L'Explication Prémisse
Cet article protège les lanceurs d'alerte visés à l'article L.4133-1 : ils ne peuvent pas être soumis aux mesures répressives ou discriminatoires visées à l'article L.1121-2 et bénéficient des protections prévues par la loi Sapin II (notamment confidentialité, interdiction de représailles et voies de recours). En clair, si un salarié, stagiaire ou autre personne protégée signale des faits (corruption, danger pour la santé publique, etc.), l'employeur ne peut pas le sanctionner, le discriminer ou révéler son identité ; la loi lui accorde des moyens de défense et des recours en cas de violation de ces protections.
Dans une PME, une salariée signale un détournement de factures au responsable compliance via la procédure interne. Après le signalement, son chef cherche à la rétrograder et à la mettre sur des tâches dévalorisantes.

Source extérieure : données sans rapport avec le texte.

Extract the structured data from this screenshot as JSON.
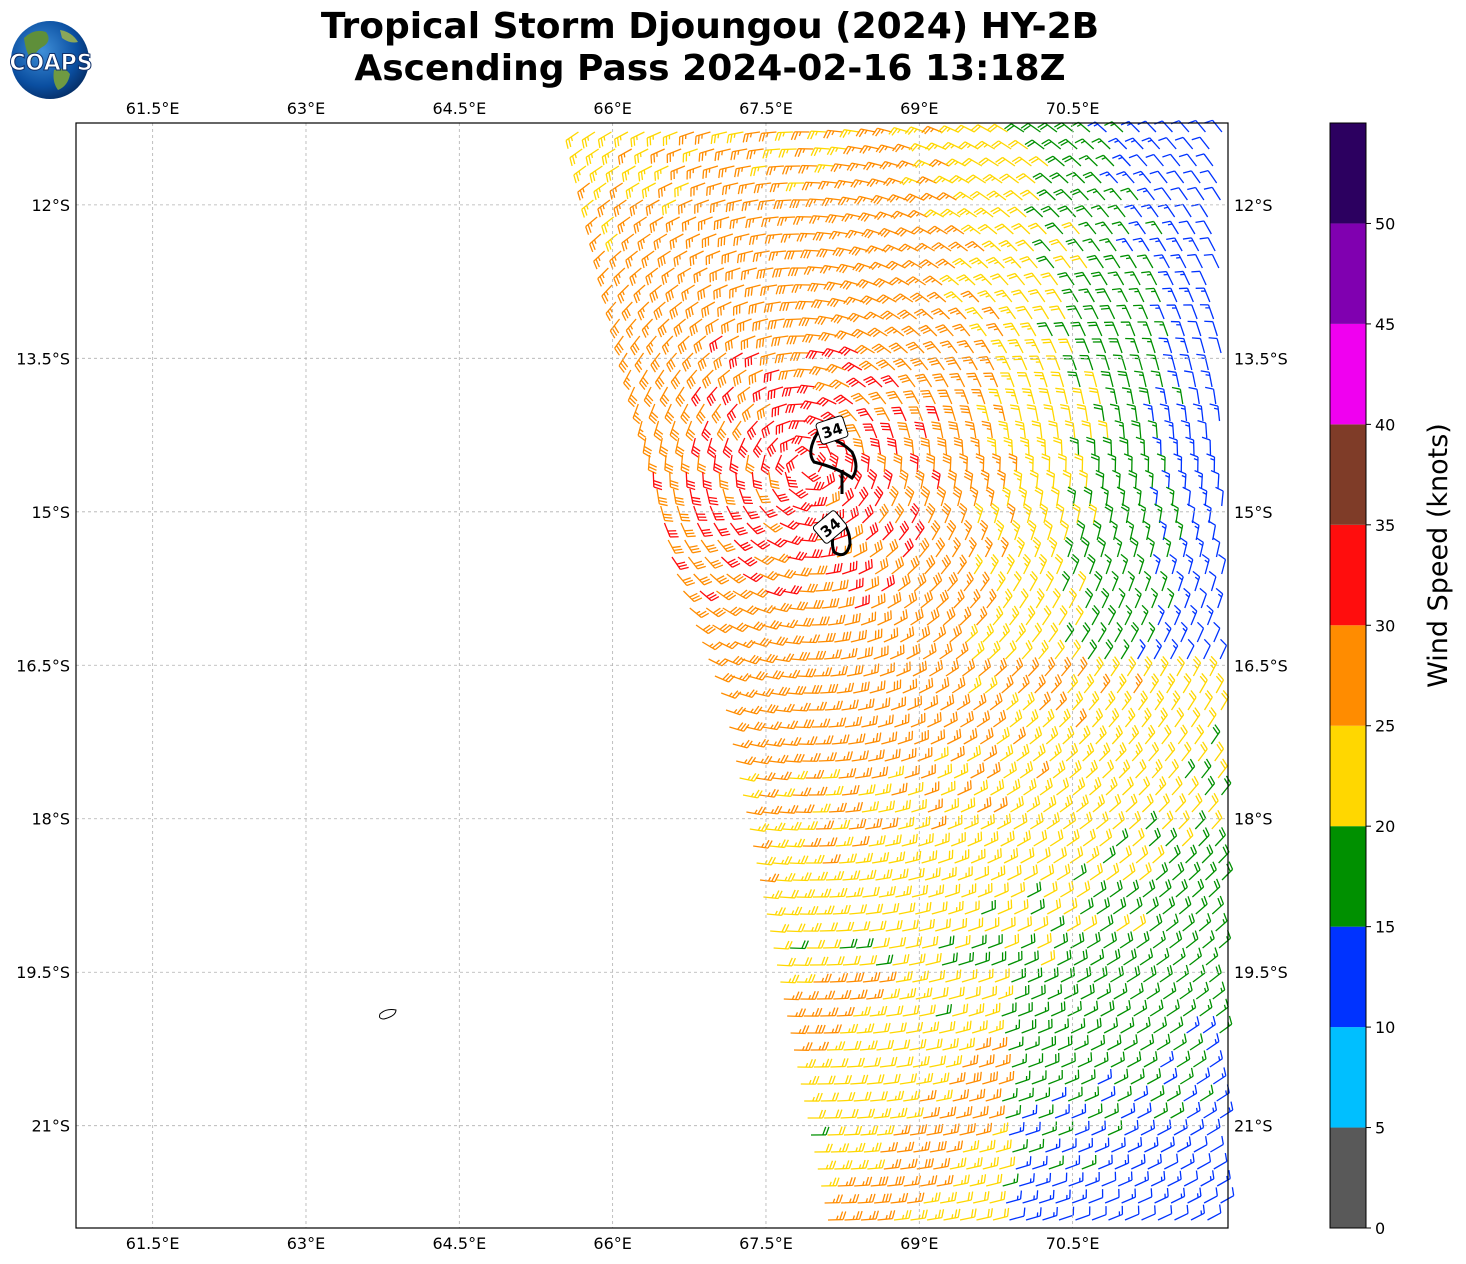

Grâce à l'article L.4133-3 et aux dispositions de la loi Sapin II, la salariée est protégée : l'employeur ne peut pas la sanctionner ni la discriminer pour avoir signalé les faits, doit préserver la confidentialité de son identité et s'expose à des sanctions si la rétrogradation constitue une représaille ; la salariée pourra saisir le conseil de prud'hommes pour demander réparation.
- Champ d'application : concerne les personnes énumérées à l'article L.4133-1 (lanceurs d'alerte protégés).
- Interdiction de mesures hostiles : elles ne peuvent faire l'objet des mesures visées à l'article L.1121-2 (mesures restrictives/disciplinaires ou discriminatoires vis‑à‑vis du lanceur d'alerte).
- Rattachement à la loi Sapin II : bénéficient des protections prévues par la loi n°2016-1691 (confidentialité de l'identité, interdiction des représailles, protection contre les discriminations).
- Voies de recours : en cas de violation, le lanceur d'alerte peut engager des actions (juridictionnelles) pour obtenir réparation.
- Obligations de l'employeur : préserver la confidentialité, ne pas exercer de représailles et mettre en place des mesures appropriées pour traiter le signalement.
- Sanctions possibles : non-respect des protections peut entraîner des sanctions civiles et/ou pénales contre l'auteur des représailles (selon les dispositions de la loi Sapin II).
- But public et privé : ces protections s'appliquent quel que soit le statut (salarié, stagiaire, etc.) dans le périmètre défini par L.4133-1.